Running crawlers in separate threads

Péter Bencze edited this page May 31, 2019 · 1 revision

Speed up crawling

Imagine the following situation:

  • You need to scrape product information from a large online store
  • The products are listed in different categories
  • The crawling takes a very long time to finish

To speed up the process, you could create a crawler for all the available product categories and run them in separate threads.

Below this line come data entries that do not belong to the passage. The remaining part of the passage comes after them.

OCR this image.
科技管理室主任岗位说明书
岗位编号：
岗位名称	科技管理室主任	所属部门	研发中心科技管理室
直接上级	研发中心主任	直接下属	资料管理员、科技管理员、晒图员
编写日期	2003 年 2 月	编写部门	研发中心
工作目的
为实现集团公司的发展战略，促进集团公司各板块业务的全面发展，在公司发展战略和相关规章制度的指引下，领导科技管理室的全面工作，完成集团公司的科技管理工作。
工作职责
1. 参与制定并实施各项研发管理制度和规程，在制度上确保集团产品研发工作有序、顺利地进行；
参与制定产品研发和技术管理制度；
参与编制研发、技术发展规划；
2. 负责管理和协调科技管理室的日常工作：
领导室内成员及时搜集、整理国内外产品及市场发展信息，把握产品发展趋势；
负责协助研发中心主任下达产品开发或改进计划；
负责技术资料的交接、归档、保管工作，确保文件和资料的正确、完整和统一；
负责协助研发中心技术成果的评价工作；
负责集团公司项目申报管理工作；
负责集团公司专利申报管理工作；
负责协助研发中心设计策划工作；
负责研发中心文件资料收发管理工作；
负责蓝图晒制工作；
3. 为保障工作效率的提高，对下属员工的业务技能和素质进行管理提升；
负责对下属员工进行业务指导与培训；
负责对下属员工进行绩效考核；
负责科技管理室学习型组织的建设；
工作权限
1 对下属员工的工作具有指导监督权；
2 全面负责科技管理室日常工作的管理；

It is important to note that the Selenium WebDriver is not thread-safe! Do not try to use the same instance from different threads.

Implementation example

// Create the configurations
CrawlerConfiguration electronicsCrawlerConfig = new CrawlerConfigurationBuilder()
        .setOffsiteRequestFilterEnabled(true)
        .addAllowedCrawlDomain("example.com")
        .addCrawlSeed(createDefault("http://example.com/products/electronics"))
        .build();

CrawlerConfiguration foodCrawlerConfig = new CrawlerConfigurationBuilder()
        .setOffsiteRequestFilterEnabled(true)
        .addAllowedCrawlDomain("example.com")
        .addCrawlSeed(createDefault("http://example.com/products/food"))
        .build();

// Create the crawlers using the configurations above
ElectronicsCrawler electronicsCrawler = new ElectronicsCrawler(electronicsCrawlerConfig);
FoodCrawler foodCrawler = new FoodCrawler(foodCrawlerConfig);

// Start the crawlers in separate threads
ExecutorService executorService = Executors.newCachedThreadPool();
executorService.execute(electronicsCrawler::start);
executorService.execute(foodCrawler::start);

// Wait for termination and then shut down the executor service ...